Coordinated the acquisition of several regional contract physical therapy companies with aggregate purchase price in excess of $200 Million dollars.
Negotiated the acquisition of national public relations and marketing firm twice the preclosing size of buyer, with substantial earnout component to selling principal.
Participated in $110 Million-dollar sale of 30 year-old family electronics manufacturing business, which included multiple holdbacks, escrows and other contingent payments.
Represented autobody shop owner in sale of business and real estate upon which business operated including the transfer of existing franchise relationship.
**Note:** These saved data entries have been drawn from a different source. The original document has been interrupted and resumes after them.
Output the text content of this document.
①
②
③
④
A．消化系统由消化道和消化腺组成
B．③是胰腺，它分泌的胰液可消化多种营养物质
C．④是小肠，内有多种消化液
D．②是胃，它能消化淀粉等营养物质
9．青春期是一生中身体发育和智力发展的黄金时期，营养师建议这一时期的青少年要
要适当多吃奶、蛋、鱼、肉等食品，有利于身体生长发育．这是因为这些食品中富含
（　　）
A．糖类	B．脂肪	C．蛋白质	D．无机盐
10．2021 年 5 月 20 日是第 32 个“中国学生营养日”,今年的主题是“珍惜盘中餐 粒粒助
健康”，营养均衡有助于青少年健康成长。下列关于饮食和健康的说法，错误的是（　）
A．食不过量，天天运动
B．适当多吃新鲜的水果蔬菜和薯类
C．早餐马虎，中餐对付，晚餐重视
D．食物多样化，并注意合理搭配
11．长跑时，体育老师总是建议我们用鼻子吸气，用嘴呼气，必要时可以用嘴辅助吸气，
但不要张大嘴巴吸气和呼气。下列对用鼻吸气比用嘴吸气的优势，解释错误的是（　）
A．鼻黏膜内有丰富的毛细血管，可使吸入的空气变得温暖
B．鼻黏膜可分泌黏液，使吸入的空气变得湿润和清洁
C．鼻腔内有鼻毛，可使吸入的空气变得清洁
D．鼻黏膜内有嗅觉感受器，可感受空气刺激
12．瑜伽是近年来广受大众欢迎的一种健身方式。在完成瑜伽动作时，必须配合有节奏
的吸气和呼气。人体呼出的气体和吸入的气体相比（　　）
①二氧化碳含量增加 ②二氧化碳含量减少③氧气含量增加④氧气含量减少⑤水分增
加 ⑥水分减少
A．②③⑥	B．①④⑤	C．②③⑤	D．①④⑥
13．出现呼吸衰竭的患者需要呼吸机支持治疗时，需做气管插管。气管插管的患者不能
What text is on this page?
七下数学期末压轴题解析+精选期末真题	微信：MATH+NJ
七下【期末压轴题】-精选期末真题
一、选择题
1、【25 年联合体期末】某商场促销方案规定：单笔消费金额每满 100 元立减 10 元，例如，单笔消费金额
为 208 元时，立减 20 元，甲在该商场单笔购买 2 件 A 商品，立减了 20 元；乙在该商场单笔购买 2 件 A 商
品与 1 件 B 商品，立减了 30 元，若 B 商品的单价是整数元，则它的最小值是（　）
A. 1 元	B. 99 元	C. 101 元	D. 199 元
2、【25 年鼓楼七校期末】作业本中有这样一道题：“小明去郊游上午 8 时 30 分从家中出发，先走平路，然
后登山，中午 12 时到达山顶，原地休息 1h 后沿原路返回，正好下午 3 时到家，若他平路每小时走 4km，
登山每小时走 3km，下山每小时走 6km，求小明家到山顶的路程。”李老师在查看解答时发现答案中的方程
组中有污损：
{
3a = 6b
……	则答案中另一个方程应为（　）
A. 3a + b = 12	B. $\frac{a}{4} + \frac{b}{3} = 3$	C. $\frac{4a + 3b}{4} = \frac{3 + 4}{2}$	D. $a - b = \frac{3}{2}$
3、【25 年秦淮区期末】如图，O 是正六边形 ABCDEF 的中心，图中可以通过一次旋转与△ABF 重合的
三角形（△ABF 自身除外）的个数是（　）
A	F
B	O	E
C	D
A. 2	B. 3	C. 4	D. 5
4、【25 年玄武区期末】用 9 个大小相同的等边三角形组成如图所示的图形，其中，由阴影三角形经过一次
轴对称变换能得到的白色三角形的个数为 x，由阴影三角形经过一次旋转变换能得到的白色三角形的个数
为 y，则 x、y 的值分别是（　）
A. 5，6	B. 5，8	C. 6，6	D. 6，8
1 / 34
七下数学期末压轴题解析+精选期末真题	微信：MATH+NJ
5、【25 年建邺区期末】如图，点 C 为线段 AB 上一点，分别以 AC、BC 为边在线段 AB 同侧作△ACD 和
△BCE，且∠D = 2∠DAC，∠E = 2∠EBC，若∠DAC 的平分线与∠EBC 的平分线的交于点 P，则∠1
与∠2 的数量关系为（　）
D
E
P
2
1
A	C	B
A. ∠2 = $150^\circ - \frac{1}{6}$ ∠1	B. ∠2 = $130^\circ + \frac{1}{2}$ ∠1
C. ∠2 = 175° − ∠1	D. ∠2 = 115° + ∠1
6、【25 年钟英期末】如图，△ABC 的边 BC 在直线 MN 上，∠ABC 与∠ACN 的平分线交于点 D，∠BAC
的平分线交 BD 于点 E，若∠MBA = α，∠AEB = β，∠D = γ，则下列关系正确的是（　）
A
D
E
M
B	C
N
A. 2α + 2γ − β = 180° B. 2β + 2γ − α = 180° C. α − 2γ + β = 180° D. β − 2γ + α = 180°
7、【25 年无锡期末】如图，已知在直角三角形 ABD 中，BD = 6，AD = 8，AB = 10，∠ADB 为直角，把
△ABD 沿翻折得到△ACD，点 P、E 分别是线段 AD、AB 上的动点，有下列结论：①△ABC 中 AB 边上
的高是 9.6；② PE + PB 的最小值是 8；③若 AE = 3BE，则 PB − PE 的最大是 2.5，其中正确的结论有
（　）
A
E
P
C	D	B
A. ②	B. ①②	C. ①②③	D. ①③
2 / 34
Counseled insurance agency in the acquisition of other competing agencies where former owners were entering retirement.
Assisted large international corporation in the review and negotiation of supply agreements, distribution agreements, transportation contracts and other business agreements.
Helped structure and organize multi-million dollar private equity fund and creation of fund subscription documents.
Created vendor templates to use with customers and suppliers for the provision of corporate cafeteria services.
Counseled start-up consulting business on optimal corporate structure and created key formation and operational documents.
Prepared private placement memorandum and subscription documents for a fashion designer.
Assisted family owned printing business in sale of 50% equity from one sibling to the other and formed framework for ongoing management of company affairs.
Prepared End User Software License Agreement for financial services firm to use with it clients.
Represented seller of membership interests in multiple real estate partnerships to liquidate his position using installment sale method in order to defer tax gain.
Negotiated executive employment and equity grant arrangement on behalf of incoming director of sales for public technology company.
Reviewed and advised on transaction documents in connection with the sale of equity by the minority owner.
Provided legal and strategic advice to growing beverage consulting business regarding ownership and control issues.